HI ALL, just discovered this in my in-laws basement.....what can anyone tell me about it.
almost no rust , rotted tires and just really dirty.AMF westpoint 1..
.


----------



## doctor

WOW nobody know about this bike ??????? what year ,worth, ETC.????


----------



## 30thtbird

Late 60's, probably 68 or 69. Long framed version of the AMF. The condition is great, just a single speed bike. Multi speed bikes are what usual sell better. Although, I would love to have this one, just probably couldn't afford it right now.


----------



## slingshot dude

i would LLLOOOVVVEE the sissy bar lol!


----------



## doctor

30thtbird , what do you think this bike is worth.....the picture i posted is right out of the basement not even cleaned or polished.


----------



## partsguy

Patience, its only worth what someone is willing to pay. But, most people probably would pay about $100 give or take. Its unique, complete, rare, but not incredibily valueable. As said earlier, this is really a base model other than that sissy bar.


----------



## 30thtbird

Hey Doc. There is a bike like this one but a 3 speed and no tall sissy bar on craigslist listed for 150.00 and hasn't sold in over a week. I can supply the link if you need it. I'm leaning towards the 150.00 to 175.00 range. It's got 2 or 3 things going for it. 1. long frame 2. sissy bar 3. condition. I might be interested if we could work something out. I'll pm you and we can go from there. Kenny.


----------



## doctor

hey guys , my mother -in -law brought down my wifes bike from the basement.maybe 67-69, a westpoint girls bike ,purple ,banana seat, no sissy bar but this bike is in  terrific  condition.
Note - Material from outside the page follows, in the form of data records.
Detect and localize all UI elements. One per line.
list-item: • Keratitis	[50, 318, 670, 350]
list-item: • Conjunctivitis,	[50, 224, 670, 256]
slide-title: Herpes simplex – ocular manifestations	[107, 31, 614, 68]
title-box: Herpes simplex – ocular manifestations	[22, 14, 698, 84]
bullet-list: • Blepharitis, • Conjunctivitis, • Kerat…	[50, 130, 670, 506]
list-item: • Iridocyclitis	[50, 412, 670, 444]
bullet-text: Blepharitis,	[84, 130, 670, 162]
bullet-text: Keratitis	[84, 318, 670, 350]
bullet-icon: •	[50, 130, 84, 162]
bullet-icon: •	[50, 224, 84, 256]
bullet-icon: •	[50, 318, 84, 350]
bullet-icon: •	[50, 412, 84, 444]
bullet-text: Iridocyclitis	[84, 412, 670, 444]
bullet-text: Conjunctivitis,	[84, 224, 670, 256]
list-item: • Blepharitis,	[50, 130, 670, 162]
I'll post pics soon.


----------



## 68avenger5

I have a Westpoint 5 that is a rebadged Avenger 5 and was told by the person I bought it from it was made for a department store somewhere,I would like to find out just who they were made for.


----------



## Clay Walker

i live 30 minute from the factory and since they are made in arkansas they sell really well here and can some time reach stingray prices


----------